Stocks gained wide support from profit reports from companies like Dow Chemical Co, which rose 18.4 percent at $16.00 after results handily beat estimates.
The number of US workers filing new claims for unemployment aid surprisingly fell last week, suggesting the pace of layoffs was easing, even though benefits rolls swelled to yet another record high in March.
A separate report showed business activity in the US Midwest contracted at a less severe rate in April as new orders for merchandise surged. While the Economic Cycle Research Institute said the US recession will probably end before summer is out.

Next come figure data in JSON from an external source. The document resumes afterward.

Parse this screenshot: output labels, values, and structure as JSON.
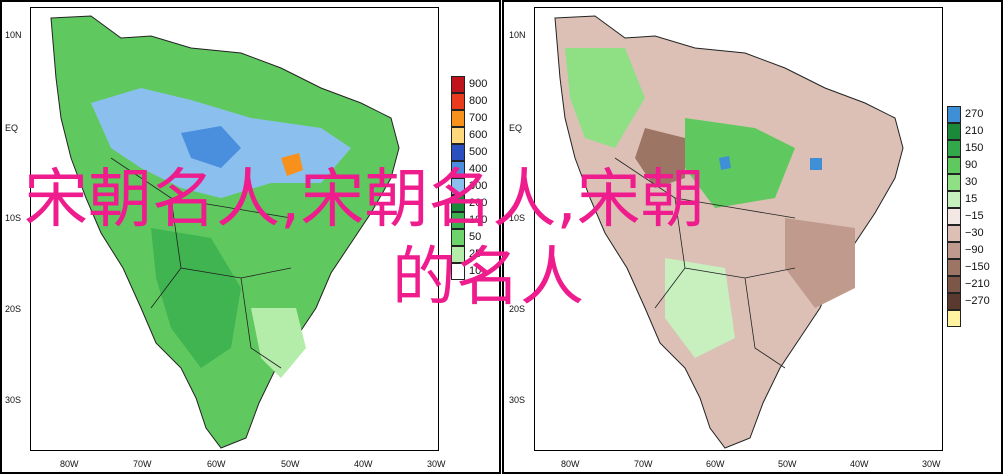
{
  "overlay": {
    "line1": "宋朝名人,宋朝名人,宋朝",
    "line2": "的名人"
  },
  "left_map": {
    "lat_labels": [
      "10N",
      "EQ",
      "10S",
      "20S",
      "30S"
    ],
    "lon_labels": [
      "80W",
      "70W",
      "60W",
      "50W",
      "40W",
      "30W"
    ],
    "legend": [
      {
        "label": "900",
        "color": "#c0141d"
      },
      {
        "label": "800",
        "color": "#ea3b1f"
      },
      {
        "label": "700",
        "color": "#f8901c"
      },
      {
        "label": "600",
        "color": "#ffd77d"
      },
      {
        "label": "500",
        "color": "#2a4fbf"
      },
      {
        "label": "400",
        "color": "#4a8ede"
      },
      {
        "label": "300",
        "color": "#8bc0ee"
      },
      {
        "label": "200",
        "color": "#1a8a3a"
      },
      {
        "label": "100",
        "color": "#3ab04f"
      },
      {
        "label": "50",
        "color": "#6fd36b"
      },
      {
        "label": "25",
        "color": "#b4ecaa"
      },
      {
        "label": "10",
        "color": "#ffffff"
      }
    ]
  },
  "right_map": {
    "lat_labels": [
      "10N",
      "EQ",
      "10S",
      "20S",
      "30S"
    ],
    "lon_labels": [
      "80W",
      "70W",
      "60W",
      "50W",
      "40W",
      "30W"
    ],
    "legend": [
      {
        "label": "270",
        "color": "#3f8fd6"
      },
      {
        "label": "210",
        "color": "#1a8a3a"
      },
      {
        "label": "150",
        "color": "#33a84a"
      },
      {
        "label": "90",
        "color": "#5fc95f"
      },
      {
        "label": "30",
        "color": "#8fdf85"
      },
      {
        "label": "15",
        "color": "#c8f0be"
      },
      {
        "label": "−15",
        "color": "#f3e8e4"
      },
      {
        "label": "−30",
        "color": "#dcc0b6"
      },
      {
        "label": "−90",
        "color": "#c09a8c"
      },
      {
        "label": "−150",
        "color": "#9d7565"
      },
      {
        "label": "−210",
        "color": "#7c5646"
      },
      {
        "label": "−270",
        "color": "#5a3a2e"
      },
      {
        "label": "",
        "color": "#fff2a0"
      }
    ]
  }
}
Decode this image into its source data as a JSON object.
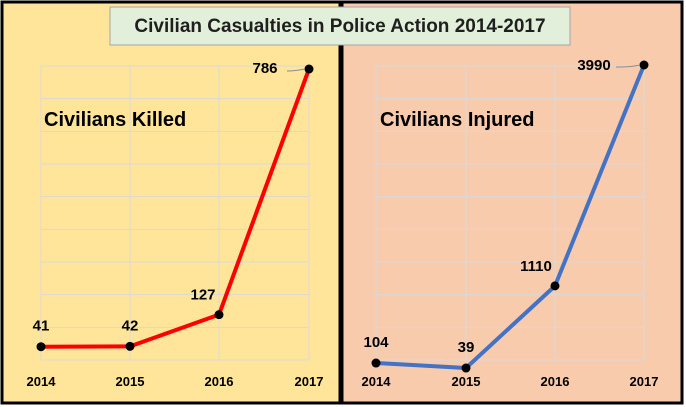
{
  "title": "Civilian Casualties in Police Action 2014-2017",
  "colors": {
    "panel_left_bg": "#fee599",
    "panel_right_bg": "#f8cbad",
    "title_bg": "#e2efda",
    "killed_line": "#ff0000",
    "injured_line": "#4472c4",
    "marker": "#000000"
  },
  "chart_data": [
    {
      "type": "line",
      "title": "Civilians Killed",
      "categories": [
        "2014",
        "2015",
        "2016",
        "2017"
      ],
      "series": [
        {
          "values": [
            41,
            42,
            127,
            786
          ],
          "color": "#ff0000"
        }
      ],
      "data_labels": [
        "41",
        "42",
        "127",
        "786"
      ],
      "ylim": [
        0,
        786
      ],
      "grid": true,
      "xlabel": "",
      "ylabel": ""
    },
    {
      "type": "line",
      "title": "Civilians Injured",
      "categories": [
        "2014",
        "2015",
        "2016",
        "2017"
      ],
      "series": [
        {
          "values": [
            104,
            39,
            1110,
            3990
          ],
          "color": "#4472c4"
        }
      ],
      "data_labels": [
        "104",
        "39",
        "1110",
        "3990"
      ],
      "ylim": [
        0,
        3990
      ],
      "grid": true,
      "xlabel": "",
      "ylabel": ""
    }
  ]
}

European equities ended higher, as a key benchmark posted its best-ever monthly performance, driven by stronger-than-expected company earnings and hope that the market was bottoming out.
The FTSEurofirst 300 index of top European shares closed 1.5% higher at 828.62 points after hitting its highest level since mid-January.
The index gained more than 13% in April, its best ever monthly rise.
US Treasury debt prices were mixed after the Federal Reserve bought $3.025 billion in government debt as part of its plan to buy up to $300 billion in longer-term Treasuries within a six month time-frame. Since late March, the Fed has bought $76.8 billion in Treasuries.
The U.S. dollar edged up against major currencies, with the US Dollar Index up 0.15% at 84.771. Against the yen, the dollar <JPY=> rose 1.14% at 98.61. The euro was down 0.26% at $1.3228.
Oil rose as the reassuring US jobs data and upbeat corporate profits outweighed rising energy inventories and slumping demand. US crude rose 15 cents to settle at $51.12 a barrel. Brent crude rose 2 cents to settle at $50.80 a barrel.
US gold futures dropped 1.0% as a better tone of the economy dampened safe haven demand.